Catania, 180 anni di reclusione per alcuni esponenti dei Cappello-Bonaccorsi – NOMI e CONDANNE

CATANIA – Sono centottanta gli anni di reclusione per tredici Imputati, accusati di traffico di droga e detenzione di armi.

A stabilirlo è la sentenza emessa dal G.U.P. di Catania in merito al processo dovuto all’operazione “Minecraft della Squadra Mobile della Questura etnea. A dover scontare la pena sono alcuni membri del clan Cappello-Bonaccorsi.

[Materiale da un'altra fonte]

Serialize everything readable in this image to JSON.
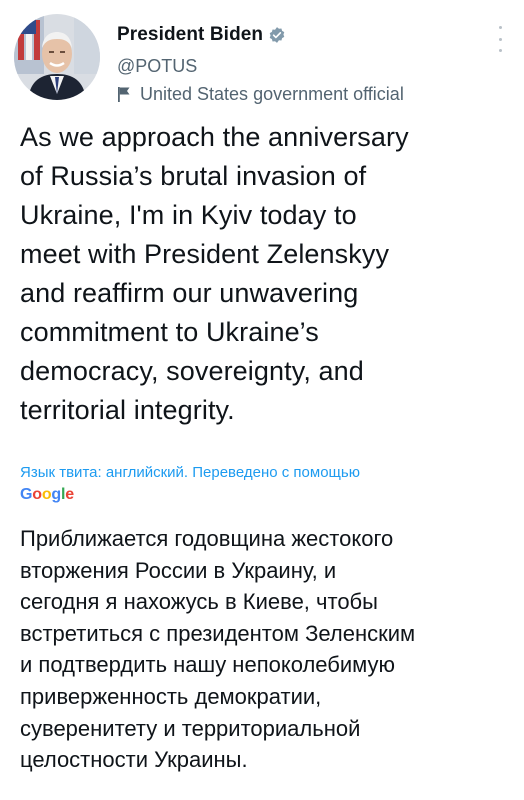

Il giudice ha accolto le richieste delle pm Antonella Barrera e Tizia Laudani, coordinate dall’aggiunto Ignazio Fonzo.

Condannati a 20 anni di reclusione gli esponenti di maggiore spicco:

  • Massimiliano Cappello, fratello dello storico capomafia Salvatore, detto “Turi”;
  • Salvuccio Junior Lombardo;
  • Sebastiano Cavallaro.

Resterà in carcere per 19 anni e un mese di reclusione Giuseppe Paolo Rapisarda. Sconteranno una pena di 18 anni ciascuno Renzo Cristaudo, Giuseppe Distefano e Giovanni Santoro.

Condannati a 12 anni ciascuno Giuseppe Spartano e Giuseppe Francesco La Rocca; a 11 anni e quattro mesi Emilio Gangemi, a 5 anni Giusi Messina, a 4 anni Alessio Finocchiaro e a 3 anni Domenico Alessandro Messina.